Natural gas is currently selling at about $1.40/MMBtu at the Dominion South hub, down from the $2.65/MMBtu average in 2018/19, Keffer said. “The price of natural gas is even lower in the immediate area where Longview operates due to the presence of shale gas,” he added.

His filing includes a 13-week pro forma projecting the plant will generate $20.3 million in revenue through July 10. Operating expenses of almost $25 million will leave it with a negative cash flow of $4.6 million for the period.

Expansion Plan

On the positive side, Longview said it will be able to add the combined cycle plant at $200 million less than the cost competitors would have to pay for a comparable new build in PJM, thanks in part to the Dunkard Creek water treatment facility, which can serve both Longview and the CCGT project.

Permitting for the CCGT project is expected to be completed during the first quarter of 2021.

Longview Power
Planned solar and combined cycle expansion at Longview Power plant | Longview Power

The solar project would involve 188,000 370-watt panels over 300 acres in Maidsville and Greene County, Pa.
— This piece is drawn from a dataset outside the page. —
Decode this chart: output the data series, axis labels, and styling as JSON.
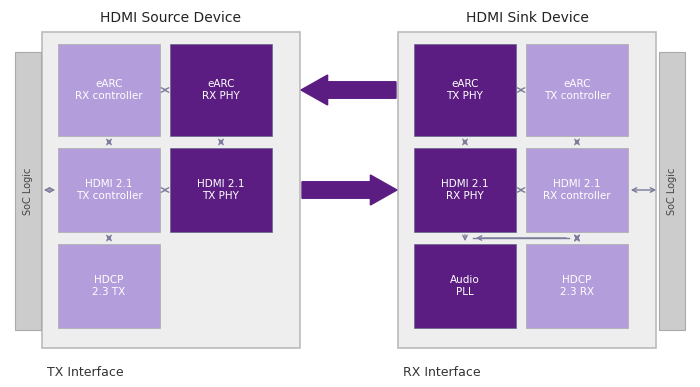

The solar project will include the laydown areas for the CCGT project — the areas used for receipt, storage and assembly — after the gas plant is completed, the company said.

The math for new gas and solar plants is more encouraging than that of coal. In 2019, a new CCGT would have received sufficient net revenue to cover levelized total costs in half of PJM’s 20 zones, the Monitor reported. Recovery was 98% in 2019 in the APS zone, where Longview is located.

New solar projects would have sufficient net revenue to cover levelized total costs in AECO, JCPL and PSEG, where renewable energy credit revenues are high, but not enough to cover costs in Dominion or DPL, the Monitor said.